Dan beberapa hari berlalu. Tampang makin kusut. Sempat terbayang berlebaran di Maumere, dimana kami bisa berkeliling kota, bersalaman, mampir ke tempat kerabat dan saling bersulang moke (tuak flores)! Sungguh hebat. Lebaran yang indah di tanah Flores.

Cling! OH! Tiba-tiba bohlam 5W di kepala bersinar. Iya! Ada alternatif lain ternyata!

Kami lalu mengatur strategi mudik baru yang terjangkau dana, dengan menggabungkan beberapa moda transportasi dalam satu kali perjalanan! Hooooo! Brilyan! Genius! (Lebay!) Hari-hari selanjutnya, hidup seperti menemukan titik cerah.
Idenya gini. Kami (bergerombol lima orang) akan berangkat menuju Denpasar, Bali dengan pesawat, menghabiskan satu malam+satu hari esoknya di Bali untuk sorenya menuju Surabaya dengan menggunakan bus.
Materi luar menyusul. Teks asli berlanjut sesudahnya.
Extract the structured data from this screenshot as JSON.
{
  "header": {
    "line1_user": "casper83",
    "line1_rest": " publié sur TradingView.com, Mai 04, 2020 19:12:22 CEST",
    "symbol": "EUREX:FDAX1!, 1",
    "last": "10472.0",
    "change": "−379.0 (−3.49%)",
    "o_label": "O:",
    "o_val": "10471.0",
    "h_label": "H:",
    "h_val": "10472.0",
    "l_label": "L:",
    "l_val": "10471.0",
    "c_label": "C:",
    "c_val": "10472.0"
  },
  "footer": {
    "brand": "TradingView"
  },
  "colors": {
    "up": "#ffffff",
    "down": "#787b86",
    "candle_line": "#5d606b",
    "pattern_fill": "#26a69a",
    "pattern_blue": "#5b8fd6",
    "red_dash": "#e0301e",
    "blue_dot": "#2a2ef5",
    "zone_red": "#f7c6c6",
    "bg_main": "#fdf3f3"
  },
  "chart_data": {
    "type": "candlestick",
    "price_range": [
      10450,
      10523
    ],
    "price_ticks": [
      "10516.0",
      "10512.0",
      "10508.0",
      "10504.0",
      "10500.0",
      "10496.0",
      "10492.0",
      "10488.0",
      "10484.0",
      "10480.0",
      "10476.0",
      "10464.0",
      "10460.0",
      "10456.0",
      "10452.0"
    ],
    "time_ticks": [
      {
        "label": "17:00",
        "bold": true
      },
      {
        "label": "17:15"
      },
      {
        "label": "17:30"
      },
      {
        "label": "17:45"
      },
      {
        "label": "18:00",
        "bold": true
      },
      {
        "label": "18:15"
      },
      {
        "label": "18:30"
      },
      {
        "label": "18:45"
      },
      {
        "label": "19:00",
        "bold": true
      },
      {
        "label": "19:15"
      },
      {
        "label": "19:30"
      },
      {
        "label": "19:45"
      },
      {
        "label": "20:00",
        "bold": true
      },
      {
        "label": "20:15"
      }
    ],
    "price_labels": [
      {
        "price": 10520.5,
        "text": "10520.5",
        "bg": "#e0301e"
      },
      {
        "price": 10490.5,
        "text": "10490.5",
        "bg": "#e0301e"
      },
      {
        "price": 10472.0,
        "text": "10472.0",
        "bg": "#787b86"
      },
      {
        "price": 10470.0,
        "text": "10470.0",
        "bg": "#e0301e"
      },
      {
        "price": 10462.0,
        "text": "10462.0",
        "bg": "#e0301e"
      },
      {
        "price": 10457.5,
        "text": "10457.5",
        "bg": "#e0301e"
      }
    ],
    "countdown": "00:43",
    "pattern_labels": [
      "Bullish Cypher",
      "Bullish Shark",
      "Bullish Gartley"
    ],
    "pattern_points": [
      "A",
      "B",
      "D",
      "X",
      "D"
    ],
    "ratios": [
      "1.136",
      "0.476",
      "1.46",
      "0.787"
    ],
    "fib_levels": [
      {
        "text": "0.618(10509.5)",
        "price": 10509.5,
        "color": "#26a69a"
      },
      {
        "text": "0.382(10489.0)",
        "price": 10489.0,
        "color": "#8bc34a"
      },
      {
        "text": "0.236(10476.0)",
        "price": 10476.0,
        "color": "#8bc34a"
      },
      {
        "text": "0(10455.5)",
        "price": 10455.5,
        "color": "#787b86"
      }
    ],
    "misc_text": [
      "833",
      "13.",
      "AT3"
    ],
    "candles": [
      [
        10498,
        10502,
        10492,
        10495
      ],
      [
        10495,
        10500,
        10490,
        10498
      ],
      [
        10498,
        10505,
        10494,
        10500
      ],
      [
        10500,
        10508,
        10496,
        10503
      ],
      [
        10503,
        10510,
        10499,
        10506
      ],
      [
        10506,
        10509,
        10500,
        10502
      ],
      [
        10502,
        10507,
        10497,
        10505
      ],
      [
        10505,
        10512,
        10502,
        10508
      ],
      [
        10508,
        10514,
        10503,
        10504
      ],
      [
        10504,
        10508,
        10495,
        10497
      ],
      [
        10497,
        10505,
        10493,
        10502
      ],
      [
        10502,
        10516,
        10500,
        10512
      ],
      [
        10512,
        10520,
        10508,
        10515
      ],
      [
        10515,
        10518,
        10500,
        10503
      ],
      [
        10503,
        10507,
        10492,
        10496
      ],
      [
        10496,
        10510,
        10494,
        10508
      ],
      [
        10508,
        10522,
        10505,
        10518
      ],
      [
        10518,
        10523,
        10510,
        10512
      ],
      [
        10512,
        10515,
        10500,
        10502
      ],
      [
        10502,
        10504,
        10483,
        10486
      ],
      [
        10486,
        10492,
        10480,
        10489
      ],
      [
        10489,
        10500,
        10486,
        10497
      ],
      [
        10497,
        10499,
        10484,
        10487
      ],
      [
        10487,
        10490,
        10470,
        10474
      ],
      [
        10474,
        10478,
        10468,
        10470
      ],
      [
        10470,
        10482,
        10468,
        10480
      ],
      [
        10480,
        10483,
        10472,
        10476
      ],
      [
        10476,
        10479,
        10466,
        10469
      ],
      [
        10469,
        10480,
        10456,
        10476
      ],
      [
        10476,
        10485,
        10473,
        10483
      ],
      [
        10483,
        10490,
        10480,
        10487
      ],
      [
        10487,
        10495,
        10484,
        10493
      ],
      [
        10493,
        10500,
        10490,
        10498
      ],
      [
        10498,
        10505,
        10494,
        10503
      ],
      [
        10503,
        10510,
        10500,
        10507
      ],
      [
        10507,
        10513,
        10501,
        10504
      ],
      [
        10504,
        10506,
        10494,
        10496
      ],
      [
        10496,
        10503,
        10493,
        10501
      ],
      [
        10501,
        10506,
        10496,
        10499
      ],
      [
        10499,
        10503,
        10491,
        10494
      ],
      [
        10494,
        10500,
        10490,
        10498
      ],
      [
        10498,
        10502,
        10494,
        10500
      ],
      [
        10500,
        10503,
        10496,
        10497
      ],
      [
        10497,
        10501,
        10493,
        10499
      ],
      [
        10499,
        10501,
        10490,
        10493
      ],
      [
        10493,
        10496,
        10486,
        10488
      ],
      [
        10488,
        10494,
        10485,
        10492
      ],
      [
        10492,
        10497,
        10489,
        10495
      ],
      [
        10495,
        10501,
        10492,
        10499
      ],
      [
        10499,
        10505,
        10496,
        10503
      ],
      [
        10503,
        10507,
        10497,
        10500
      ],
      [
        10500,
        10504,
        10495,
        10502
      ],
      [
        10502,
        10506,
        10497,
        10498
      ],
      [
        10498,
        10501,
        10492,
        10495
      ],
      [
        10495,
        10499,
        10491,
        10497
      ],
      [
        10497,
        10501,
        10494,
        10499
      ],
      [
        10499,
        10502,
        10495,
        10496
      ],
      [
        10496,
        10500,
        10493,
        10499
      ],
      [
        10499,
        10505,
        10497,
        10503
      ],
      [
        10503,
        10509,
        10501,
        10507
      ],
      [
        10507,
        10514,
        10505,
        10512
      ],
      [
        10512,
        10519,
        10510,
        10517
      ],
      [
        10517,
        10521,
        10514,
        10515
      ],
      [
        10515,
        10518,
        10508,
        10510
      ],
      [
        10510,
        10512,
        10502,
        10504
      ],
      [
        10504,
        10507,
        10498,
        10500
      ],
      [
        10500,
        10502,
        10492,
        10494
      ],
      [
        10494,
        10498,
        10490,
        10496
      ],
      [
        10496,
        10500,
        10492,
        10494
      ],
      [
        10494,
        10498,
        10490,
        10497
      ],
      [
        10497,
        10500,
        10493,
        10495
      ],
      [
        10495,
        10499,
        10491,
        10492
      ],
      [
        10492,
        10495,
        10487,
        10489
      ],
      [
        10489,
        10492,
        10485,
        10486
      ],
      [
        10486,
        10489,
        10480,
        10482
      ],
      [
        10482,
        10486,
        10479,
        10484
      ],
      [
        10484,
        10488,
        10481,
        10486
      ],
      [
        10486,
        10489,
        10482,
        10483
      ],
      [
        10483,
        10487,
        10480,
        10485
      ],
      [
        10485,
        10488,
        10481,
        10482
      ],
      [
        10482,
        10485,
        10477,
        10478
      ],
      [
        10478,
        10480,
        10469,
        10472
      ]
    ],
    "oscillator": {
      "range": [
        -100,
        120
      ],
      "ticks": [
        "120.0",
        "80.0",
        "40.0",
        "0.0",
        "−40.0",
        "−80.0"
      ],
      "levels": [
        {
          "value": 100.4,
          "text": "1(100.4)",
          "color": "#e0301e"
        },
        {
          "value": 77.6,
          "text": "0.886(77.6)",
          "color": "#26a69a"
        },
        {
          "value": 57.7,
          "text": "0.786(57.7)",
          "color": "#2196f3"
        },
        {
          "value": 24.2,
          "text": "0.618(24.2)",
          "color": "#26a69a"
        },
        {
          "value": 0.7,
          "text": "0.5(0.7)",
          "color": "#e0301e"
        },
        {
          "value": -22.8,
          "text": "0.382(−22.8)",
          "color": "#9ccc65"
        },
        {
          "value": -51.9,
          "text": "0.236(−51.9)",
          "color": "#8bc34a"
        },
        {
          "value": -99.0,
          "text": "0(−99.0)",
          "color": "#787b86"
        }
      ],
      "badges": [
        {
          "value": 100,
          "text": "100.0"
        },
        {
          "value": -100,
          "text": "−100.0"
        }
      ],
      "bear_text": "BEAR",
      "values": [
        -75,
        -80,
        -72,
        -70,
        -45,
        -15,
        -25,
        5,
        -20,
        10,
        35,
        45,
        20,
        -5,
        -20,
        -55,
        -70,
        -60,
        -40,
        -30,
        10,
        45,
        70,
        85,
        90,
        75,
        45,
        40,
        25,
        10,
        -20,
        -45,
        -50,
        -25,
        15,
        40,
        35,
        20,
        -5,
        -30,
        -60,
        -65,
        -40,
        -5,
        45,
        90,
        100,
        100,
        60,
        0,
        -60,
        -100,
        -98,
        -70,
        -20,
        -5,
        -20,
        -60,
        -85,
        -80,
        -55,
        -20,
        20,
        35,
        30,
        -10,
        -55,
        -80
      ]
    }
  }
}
Bus kami masuk ke kapal feri dan menyebrang selat Bali dari Gilimanuk ke Banyuwangi. Pagi sampai dan berpisah menuju kota masing-masing di Terminal Purabaya, Surabaya. Khusus buat gw, sorenya dari Surabaya gw lanjut naik kereta dan sampai (InsyaAllah!) besok paginya di Stasiun Gambir. Hurray!! This plan, this excites me.